HH's approach reframes the event horizon as a computational challenge.

The study highlights contradictions in the eternal black hole perspective from AdS/CFT.

A paradigm shift from physical to computational problem-solving in black hole physics.

Abstract

This study critically reevaluates the Harlow-Hayden (HH) solution to the black hole information paradox and its articulation in the firewall paradox. The exploration recognizes the HH solution as a revolutionary approach in black hole physics, steering away from traditional constraints to depict the event horizon as a computational rather than a physical barrier. The paper first maps the initial physical dilemma that instigated the HH journey, introducing Alice, an observer facing intricate computational challenges as she approaches the black hole.

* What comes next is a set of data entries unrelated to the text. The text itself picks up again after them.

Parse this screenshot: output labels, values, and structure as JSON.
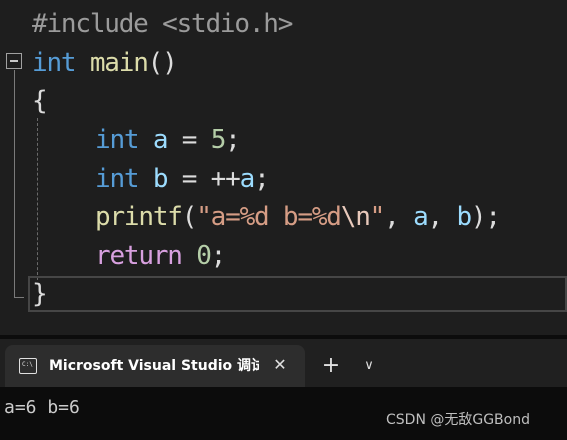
{
  "editor": {
    "line1": {
      "preproc": "#include",
      "header": "<stdio.h>"
    },
    "line2": {
      "type": "int",
      "name": "main",
      "parens": "()"
    },
    "line3": {
      "brace": "{"
    },
    "line4": {
      "type": "int",
      "var": "a",
      "op": " = ",
      "num": "5",
      "end": ";"
    },
    "line5": {
      "type": "int",
      "var": "b",
      "op": " = ++",
      "var2": "a",
      "end": ";"
    },
    "line6": {
      "fn": "printf",
      "open": "(",
      "str1": "\"a=%d b=%d",
      "esc": "\\n",
      "str2": "\"",
      "sep1": ", ",
      "a1": "a",
      "sep2": ", ",
      "a2": "b",
      "close": ");"
    },
    "line7": {
      "kw": "return",
      "num": "0",
      "end": ";"
    },
    "line8": {
      "brace": "}"
    }
  },
  "terminal": {
    "tab_title": "Microsoft Visual Studio 调试控制台",
    "tab_icon_text": "C:\\",
    "close_glyph": "✕",
    "new_tab_glyph": "+",
    "dropdown_glyph": "∨",
    "output": "a=6 b=6"
  },
  "watermark": "CSDN @无敌GGBond"
}
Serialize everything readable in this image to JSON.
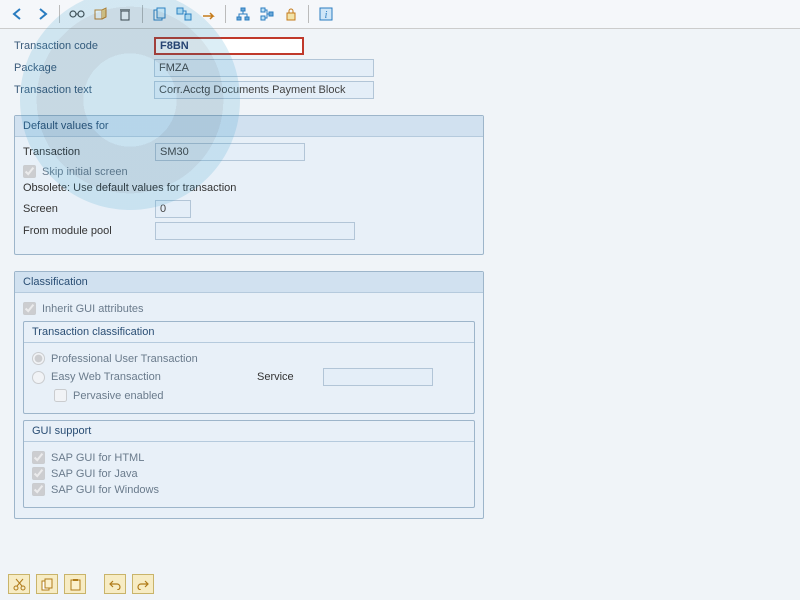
{
  "header_fields": {
    "tcode_label": "Transaction code",
    "tcode_value": "F8BN",
    "package_label": "Package",
    "package_value": "FMZA",
    "text_label": "Transaction text",
    "text_value": "Corr.Acctg Documents Payment Block"
  },
  "defaults_group": {
    "title": "Default values for",
    "transaction_label": "Transaction",
    "transaction_value": "SM30",
    "skip_initial_label": "Skip initial screen",
    "obsolete_note": "Obsolete: Use default values for transaction",
    "screen_label": "Screen",
    "screen_value": "0",
    "module_pool_label": "From module pool",
    "module_pool_value": ""
  },
  "classification_group": {
    "title": "Classification",
    "inherit_label": "Inherit GUI attributes",
    "trans_class": {
      "title": "Transaction classification",
      "professional_label": "Professional User Transaction",
      "easyweb_label": "Easy Web Transaction",
      "service_label": "Service",
      "service_value": "",
      "pervasive_label": "Pervasive enabled"
    },
    "gui_support": {
      "title": "GUI support",
      "html_label": "SAP GUI for HTML",
      "java_label": "SAP GUI for Java",
      "windows_label": "SAP GUI for Windows"
    }
  }
}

I then depict the evolution of the narrative, describing how Alice was facilitated with a quantum computer to surmount the computational challenges and further detailing the augmented complexities arising from the integration of the physical dynamics of the black hole. Yet, HH's research applies the AdS/CFT correspondence to explore the dynamic unitary transformation in solving the firewall paradox through decoding Hawking radiation. However, it identifies a contradiction; the eternal perspective of black holes from the AdS/CFT theory challenges the firewall paradox's foundation. Finally, I narrate a paradigm shift as HH reframes Alice's task within the realms of error-correcting codes, illustrating a remarkable transition from a physical problem in black hole physics to a computational predicament in computer science. The study revisits pivotal moments in understanding black hole physics ten years later through this reexamination.